O secretário nacional de Portos e Transportes Aquaviário, Diogo Piloni, afirmou, nesta terça-feira (19), que existe espaço de crescimento para carga geral na cabotagem do Brasil. De acordo com ele, o setor tem crescido mais de 10% no transporte de contêiner, além de ter potencial para crescer duas ou três vezes mais do que isso, a partir da adoção de medidas institucionais simples. A declaração foi dada durante reunião virtual promovida pela Empresa de Planejamento Logístico (EPL) para debater a expansão do transporte aquaviário no país.
Piloni ressaltou a importância do programa BR do Mar do governo federal, que tem como objetivo ampliar a cabotagem no Brasil. Atualmente o setor representa apenas 10% da matriz logística do país. Ele destacou que medidas como a flexibilização do fretamento de navios; novas linhas para a cabotagem; redução dos custos da prestação do serviço e fomento a novos players, podem contribuir para o crescimento do setor.
De acordo com o secretário ainda, o Plano Nacional de Logística (PNL) desenvolvido pela EPL, tem sido uma importante ferramenta para a política de transporte no país, transparecendo a expectativa de que há crescimento da cabotagem na matriz logística. O PNL tem como meta a elaboração de um planejamento estratégico para a movimentação de cargas, considerando a interação entre os diferentes modais.

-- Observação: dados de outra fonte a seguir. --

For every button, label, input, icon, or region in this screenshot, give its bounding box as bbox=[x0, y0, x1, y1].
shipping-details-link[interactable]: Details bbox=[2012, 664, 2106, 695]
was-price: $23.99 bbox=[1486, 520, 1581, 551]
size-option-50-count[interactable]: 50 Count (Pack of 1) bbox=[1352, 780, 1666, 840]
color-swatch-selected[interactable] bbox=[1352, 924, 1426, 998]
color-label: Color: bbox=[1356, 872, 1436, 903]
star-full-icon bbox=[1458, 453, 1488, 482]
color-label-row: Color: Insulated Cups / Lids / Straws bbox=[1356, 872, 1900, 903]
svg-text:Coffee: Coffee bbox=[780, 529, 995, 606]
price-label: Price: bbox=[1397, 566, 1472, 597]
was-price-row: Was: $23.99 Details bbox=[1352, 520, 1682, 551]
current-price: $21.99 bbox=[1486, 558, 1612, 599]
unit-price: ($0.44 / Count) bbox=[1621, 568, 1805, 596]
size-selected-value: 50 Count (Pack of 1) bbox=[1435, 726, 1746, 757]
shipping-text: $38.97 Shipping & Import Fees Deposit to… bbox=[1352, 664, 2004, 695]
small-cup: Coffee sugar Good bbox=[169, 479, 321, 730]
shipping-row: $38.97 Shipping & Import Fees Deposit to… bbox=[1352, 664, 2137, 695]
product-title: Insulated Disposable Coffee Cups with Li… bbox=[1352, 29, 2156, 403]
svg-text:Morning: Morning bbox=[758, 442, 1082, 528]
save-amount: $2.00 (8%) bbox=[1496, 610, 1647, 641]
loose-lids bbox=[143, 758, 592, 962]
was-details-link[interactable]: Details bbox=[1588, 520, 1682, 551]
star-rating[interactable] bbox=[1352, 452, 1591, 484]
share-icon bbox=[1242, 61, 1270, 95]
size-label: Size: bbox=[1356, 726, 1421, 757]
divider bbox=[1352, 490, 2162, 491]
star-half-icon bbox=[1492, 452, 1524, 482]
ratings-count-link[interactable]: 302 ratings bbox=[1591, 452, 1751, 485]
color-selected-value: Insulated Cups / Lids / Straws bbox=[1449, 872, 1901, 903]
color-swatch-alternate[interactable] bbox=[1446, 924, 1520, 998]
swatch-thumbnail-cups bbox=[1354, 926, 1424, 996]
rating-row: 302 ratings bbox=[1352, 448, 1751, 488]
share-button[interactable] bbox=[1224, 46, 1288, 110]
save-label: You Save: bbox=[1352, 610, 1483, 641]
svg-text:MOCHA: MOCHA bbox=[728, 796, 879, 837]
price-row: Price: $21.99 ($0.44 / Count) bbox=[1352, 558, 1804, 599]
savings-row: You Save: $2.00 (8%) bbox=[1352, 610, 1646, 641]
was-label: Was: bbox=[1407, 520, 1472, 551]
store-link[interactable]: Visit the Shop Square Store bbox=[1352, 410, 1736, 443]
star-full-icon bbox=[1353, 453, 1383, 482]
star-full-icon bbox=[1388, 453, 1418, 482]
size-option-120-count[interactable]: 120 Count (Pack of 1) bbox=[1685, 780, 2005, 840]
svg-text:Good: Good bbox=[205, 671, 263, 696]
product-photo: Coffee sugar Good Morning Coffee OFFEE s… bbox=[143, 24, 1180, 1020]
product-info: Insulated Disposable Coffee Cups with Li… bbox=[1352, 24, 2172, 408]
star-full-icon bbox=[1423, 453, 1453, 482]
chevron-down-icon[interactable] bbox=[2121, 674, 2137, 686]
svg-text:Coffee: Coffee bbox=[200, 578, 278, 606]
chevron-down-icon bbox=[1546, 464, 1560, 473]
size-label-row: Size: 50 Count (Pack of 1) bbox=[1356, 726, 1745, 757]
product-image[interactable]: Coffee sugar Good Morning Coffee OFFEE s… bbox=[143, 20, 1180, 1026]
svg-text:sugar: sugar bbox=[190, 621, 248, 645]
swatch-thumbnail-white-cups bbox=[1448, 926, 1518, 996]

O objetivo é propor soluções que propiciem redução de custos e aumento da qualidade dos serviços, buscando o equilíbrio da matriz.
Durante o evento, técnicos da EPL apresentaram modelos de custos desenvolvidos pela empresa e que serão incluídos no PNL. Além disso, divulgaram dados referentes à movimentação de carga dos transportes aquaviários: cabotagem, longo curso e hidrovias, bem como as perspectivas de crescimento de cada um.
Tomando como base de referência informações da Agência Nacional de Transportes Aquaviários (Antaq), a EPL afirmou que as cargas de graneis líquidos representam 42% da movimentação da cabotagem, sendo assim um importante modal para o setor de óleo e gás no país. De 2015 a 2019 o crescimento médio do setor foi de 2,4% ao ano, sobretudo impulsionado pelo crescimento no Nordeste e Sudeste.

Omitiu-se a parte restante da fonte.